Bisnis.com, JAKARTA — Pengamat keamanan siber menilai bahwa industri pertambangan perlu membuat tim Computer Security Incident Response Team (CSIRT).
Pakar keamanan siber dari CISSReC Pratama Persadha mengatakan tim tersebut diharapkan dapat memantau keamanan siber di perusahaan tambang dengan lebih lanjut.
"Industri pertambangan dapat membangun tim CSIRT yang dapat memantau kondisi keamanan siber serta bekerja sama dengan lembaga lain seperti BSSN, Kemenkominfo, BIN, dan lain-lain," ujar Pratama kepada Bisnis, Jumat (3/11/2023).
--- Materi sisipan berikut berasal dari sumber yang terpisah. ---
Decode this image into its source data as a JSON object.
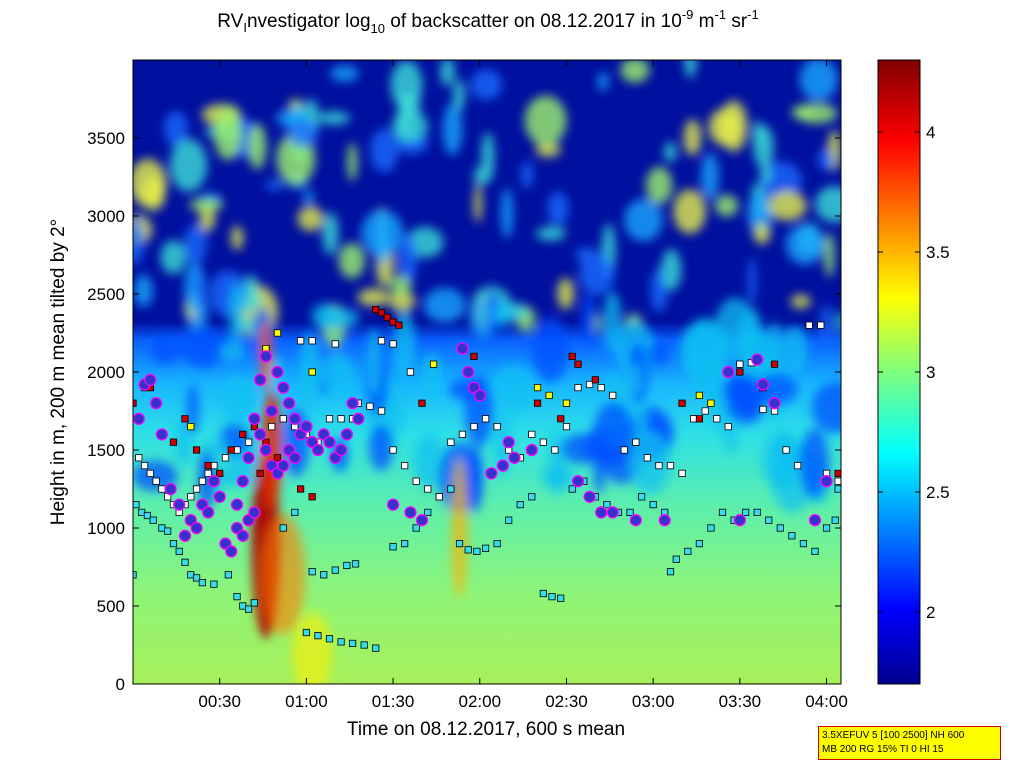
{
  "chart_data": {
    "type": "heatmap",
    "title_parts": {
      "t1": "RV",
      "t1_sub": "I",
      "t2": "nvestigator log",
      "t2_sub": "10",
      "t3": " of backscatter on 08.12.2017 in 10",
      "t3_sup": "-9",
      "t4": " m",
      "t4_sup": "-1",
      "t5": " sr",
      "t5_sup": "-1"
    },
    "xlabel": "Time on 08.12.2017, 600 s mean",
    "ylabel": "Height in m, 200 m mean tilted by 2°",
    "x_range_minutes": [
      0,
      245
    ],
    "x_tick_minutes": [
      30,
      60,
      90,
      120,
      150,
      180,
      210,
      240
    ],
    "x_tick_labels": [
      "00:30",
      "01:00",
      "01:30",
      "02:00",
      "02:30",
      "03:00",
      "03:30",
      "04:00"
    ],
    "ylim": [
      0,
      4000
    ],
    "y_ticks": [
      0,
      500,
      1000,
      1500,
      2000,
      2500,
      3000,
      3500
    ],
    "y_tick_labels": [
      "0",
      "500",
      "1000",
      "1500",
      "2000",
      "2500",
      "3000",
      "3500"
    ],
    "colorbar": {
      "range": [
        1.7,
        4.3
      ],
      "ticks": [
        2,
        2.5,
        3,
        3.5,
        4
      ],
      "tick_labels": [
        "2",
        "2.5",
        "3",
        "3.5",
        "4"
      ],
      "colormap": "jet"
    },
    "layers": [
      {
        "name": "background",
        "value": 2.9,
        "description_color": "#7fff7f"
      },
      {
        "name": "upper_clear",
        "value": 1.75,
        "height_above_m": 2200
      }
    ],
    "marker_colors": {
      "cyan": "#33ddee",
      "white": "#ffffff",
      "red": "#cc0000",
      "yellow": "#ffff00",
      "blue_circle_fill": "#3333cc",
      "blue_circle_edge": "#ff00ff"
    },
    "markers": [
      {
        "series": "cyan",
        "points": [
          [
            1,
            1150
          ],
          [
            3,
            1100
          ],
          [
            5,
            1080
          ],
          [
            7,
            1050
          ],
          [
            10,
            1000
          ],
          [
            12,
            980
          ],
          [
            14,
            900
          ],
          [
            16,
            850
          ],
          [
            18,
            780
          ],
          [
            20,
            700
          ],
          [
            22,
            680
          ],
          [
            24,
            650
          ],
          [
            28,
            640
          ],
          [
            33,
            700
          ],
          [
            36,
            560
          ],
          [
            38,
            500
          ],
          [
            40,
            480
          ],
          [
            42,
            520
          ],
          [
            52,
            1000
          ],
          [
            56,
            1100
          ],
          [
            62,
            720
          ],
          [
            66,
            700
          ],
          [
            70,
            730
          ],
          [
            74,
            760
          ],
          [
            77,
            770
          ],
          [
            60,
            330
          ],
          [
            64,
            310
          ],
          [
            68,
            290
          ],
          [
            72,
            270
          ],
          [
            76,
            260
          ],
          [
            80,
            250
          ],
          [
            84,
            230
          ],
          [
            90,
            880
          ],
          [
            94,
            900
          ],
          [
            98,
            1000
          ],
          [
            102,
            1100
          ],
          [
            106,
            1200
          ],
          [
            110,
            1250
          ],
          [
            113,
            900
          ],
          [
            116,
            860
          ],
          [
            119,
            850
          ],
          [
            122,
            870
          ],
          [
            126,
            900
          ],
          [
            130,
            1050
          ],
          [
            134,
            1150
          ],
          [
            138,
            1200
          ],
          [
            142,
            580
          ],
          [
            145,
            560
          ],
          [
            148,
            550
          ],
          [
            152,
            1250
          ],
          [
            156,
            1300
          ],
          [
            160,
            1200
          ],
          [
            164,
            1150
          ],
          [
            168,
            1100
          ],
          [
            172,
            1100
          ],
          [
            176,
            1200
          ],
          [
            180,
            1150
          ],
          [
            184,
            1100
          ],
          [
            186,
            720
          ],
          [
            188,
            800
          ],
          [
            192,
            850
          ],
          [
            196,
            900
          ],
          [
            200,
            1000
          ],
          [
            204,
            1100
          ],
          [
            208,
            1050
          ],
          [
            212,
            1100
          ],
          [
            216,
            1100
          ],
          [
            220,
            1050
          ],
          [
            224,
            1000
          ],
          [
            228,
            950
          ],
          [
            232,
            900
          ],
          [
            236,
            850
          ],
          [
            240,
            1000
          ],
          [
            243,
            1050
          ],
          [
            0,
            700
          ],
          [
            240,
            1300
          ],
          [
            244,
            1250
          ]
        ]
      },
      {
        "series": "white",
        "points": [
          [
            2,
            1450
          ],
          [
            4,
            1400
          ],
          [
            6,
            1350
          ],
          [
            8,
            1300
          ],
          [
            10,
            1250
          ],
          [
            12,
            1200
          ],
          [
            14,
            1150
          ],
          [
            16,
            1100
          ],
          [
            18,
            1150
          ],
          [
            20,
            1200
          ],
          [
            22,
            1250
          ],
          [
            24,
            1300
          ],
          [
            26,
            1350
          ],
          [
            28,
            1400
          ],
          [
            32,
            1450
          ],
          [
            36,
            1500
          ],
          [
            40,
            1550
          ],
          [
            44,
            1600
          ],
          [
            48,
            1650
          ],
          [
            52,
            1700
          ],
          [
            56,
            1650
          ],
          [
            60,
            1600
          ],
          [
            64,
            1550
          ],
          [
            68,
            1700
          ],
          [
            72,
            1700
          ],
          [
            76,
            1700
          ],
          [
            78,
            1800
          ],
          [
            82,
            1780
          ],
          [
            86,
            1750
          ],
          [
            90,
            1500
          ],
          [
            94,
            1400
          ],
          [
            98,
            1300
          ],
          [
            102,
            1250
          ],
          [
            106,
            1200
          ],
          [
            110,
            1550
          ],
          [
            114,
            1600
          ],
          [
            118,
            1650
          ],
          [
            122,
            1700
          ],
          [
            126,
            1650
          ],
          [
            130,
            1500
          ],
          [
            134,
            1450
          ],
          [
            138,
            1600
          ],
          [
            142,
            1550
          ],
          [
            146,
            1500
          ],
          [
            150,
            1650
          ],
          [
            154,
            1900
          ],
          [
            158,
            1920
          ],
          [
            162,
            1900
          ],
          [
            166,
            1850
          ],
          [
            170,
            1500
          ],
          [
            174,
            1550
          ],
          [
            178,
            1450
          ],
          [
            182,
            1400
          ],
          [
            186,
            1400
          ],
          [
            190,
            1350
          ],
          [
            194,
            1700
          ],
          [
            198,
            1750
          ],
          [
            202,
            1700
          ],
          [
            206,
            1650
          ],
          [
            210,
            2050
          ],
          [
            214,
            2060
          ],
          [
            218,
            1760
          ],
          [
            222,
            1750
          ],
          [
            226,
            1500
          ],
          [
            230,
            1400
          ],
          [
            234,
            2300
          ],
          [
            238,
            2300
          ],
          [
            240,
            1350
          ],
          [
            244,
            1300
          ],
          [
            86,
            2200
          ],
          [
            90,
            2180
          ],
          [
            96,
            2000
          ],
          [
            58,
            2200
          ],
          [
            62,
            2200
          ],
          [
            70,
            2180
          ]
        ]
      },
      {
        "series": "red",
        "points": [
          [
            0,
            1800
          ],
          [
            2,
            1700
          ],
          [
            6,
            1900
          ],
          [
            10,
            1600
          ],
          [
            14,
            1550
          ],
          [
            18,
            1700
          ],
          [
            22,
            1500
          ],
          [
            26,
            1400
          ],
          [
            30,
            1350
          ],
          [
            34,
            1500
          ],
          [
            38,
            1600
          ],
          [
            42,
            1650
          ],
          [
            46,
            1550
          ],
          [
            50,
            1450
          ],
          [
            54,
            1500
          ],
          [
            58,
            1250
          ],
          [
            62,
            1200
          ],
          [
            84,
            2400
          ],
          [
            86,
            2380
          ],
          [
            88,
            2350
          ],
          [
            90,
            2320
          ],
          [
            92,
            2300
          ],
          [
            118,
            2100
          ],
          [
            140,
            1800
          ],
          [
            148,
            1700
          ],
          [
            152,
            2100
          ],
          [
            154,
            2050
          ],
          [
            160,
            1950
          ],
          [
            190,
            1800
          ],
          [
            196,
            1700
          ],
          [
            210,
            2000
          ],
          [
            218,
            1900
          ],
          [
            222,
            2050
          ],
          [
            244,
            1350
          ],
          [
            44,
            1350
          ],
          [
            100,
            1800
          ]
        ]
      },
      {
        "series": "yellow",
        "points": [
          [
            4,
            1900
          ],
          [
            20,
            1650
          ],
          [
            46,
            2150
          ],
          [
            50,
            2250
          ],
          [
            62,
            2000
          ],
          [
            104,
            2050
          ],
          [
            140,
            1900
          ],
          [
            144,
            1850
          ],
          [
            150,
            1800
          ],
          [
            196,
            1850
          ],
          [
            200,
            1800
          ]
        ]
      },
      {
        "series": "blue_circle",
        "points": [
          [
            2,
            1700
          ],
          [
            4,
            1920
          ],
          [
            6,
            1950
          ],
          [
            8,
            1800
          ],
          [
            10,
            1600
          ],
          [
            13,
            1250
          ],
          [
            16,
            1150
          ],
          [
            18,
            950
          ],
          [
            20,
            1050
          ],
          [
            22,
            1000
          ],
          [
            24,
            1150
          ],
          [
            26,
            1100
          ],
          [
            28,
            1300
          ],
          [
            30,
            1200
          ],
          [
            32,
            900
          ],
          [
            34,
            850
          ],
          [
            36,
            1000
          ],
          [
            38,
            1300
          ],
          [
            40,
            1450
          ],
          [
            42,
            1700
          ],
          [
            44,
            1950
          ],
          [
            46,
            2100
          ],
          [
            48,
            1750
          ],
          [
            50,
            2000
          ],
          [
            52,
            1900
          ],
          [
            54,
            1800
          ],
          [
            56,
            1700
          ],
          [
            58,
            1600
          ],
          [
            60,
            1650
          ],
          [
            62,
            1550
          ],
          [
            64,
            1500
          ],
          [
            66,
            1600
          ],
          [
            68,
            1550
          ],
          [
            70,
            1450
          ],
          [
            72,
            1500
          ],
          [
            74,
            1600
          ],
          [
            76,
            1800
          ],
          [
            78,
            1700
          ],
          [
            44,
            1600
          ],
          [
            46,
            1500
          ],
          [
            48,
            1400
          ],
          [
            50,
            1350
          ],
          [
            52,
            1400
          ],
          [
            54,
            1500
          ],
          [
            56,
            1450
          ],
          [
            40,
            1050
          ],
          [
            42,
            1100
          ],
          [
            38,
            950
          ],
          [
            36,
            1150
          ],
          [
            114,
            2150
          ],
          [
            116,
            2000
          ],
          [
            118,
            1900
          ],
          [
            120,
            1850
          ],
          [
            124,
            1350
          ],
          [
            128,
            1400
          ],
          [
            130,
            1550
          ],
          [
            132,
            1450
          ],
          [
            138,
            1500
          ],
          [
            154,
            1300
          ],
          [
            158,
            1200
          ],
          [
            162,
            1100
          ],
          [
            166,
            1100
          ],
          [
            174,
            1050
          ],
          [
            184,
            1050
          ],
          [
            206,
            2000
          ],
          [
            210,
            1050
          ],
          [
            216,
            2080
          ],
          [
            218,
            1920
          ],
          [
            222,
            1800
          ],
          [
            236,
            1050
          ],
          [
            240,
            1300
          ],
          [
            90,
            1150
          ],
          [
            96,
            1100
          ],
          [
            100,
            1050
          ]
        ]
      }
    ]
  },
  "infobox": {
    "line1": "3.5XEFUV 5 [100 2500] NH 600",
    "line2": "MB 200 RG 15% TI 0 HI 15"
  }
}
Sebagai informasi, serangan siber pada sektor pertambangan sudah meningkat sejak 2021.
Data dari Indonesia Dark Report yang dibuat Socradar.io menemukan industri yang paling sering diserang ransomware dan datanya mencakup 33,3% atau sepertiga dari jumlah data korban ransomware di dark web.
Berdasarkan catatan Bisnis, sejumlah raksasa tambang lokal maupun internasional pernah terkena dampaknya. Mulai dari Grup Jhonlin dan Harita Group dari Indonesia, hingga BHP, Rio Tinto, dan Fortescue dari mancanegara.
Lebih lanjut, Pratama mengatakan perusahaan pertambangan juga harus mulai menggunakan pendekatan multi-layered security dengan menggabungkan berbagai teknologi dan metode keamanan.
Selain itu, perusahaan juga terus memastikan sistem pemantauan keamanan bekerja dengan baik dan menerapkan Business Continuity Management (BCM).
Hal ini bertujuan supaya tidak terjadi downtime yang membutuhkan waktu penyelesaian sampai berhari-hari.
Terakhir, yang tidak kalah penting menurut Pratama adalah melakukan asessmen secara berkala dan terus menerus terhadap kerawanan serta celah keamanan siber dari sistem yang dimiliki.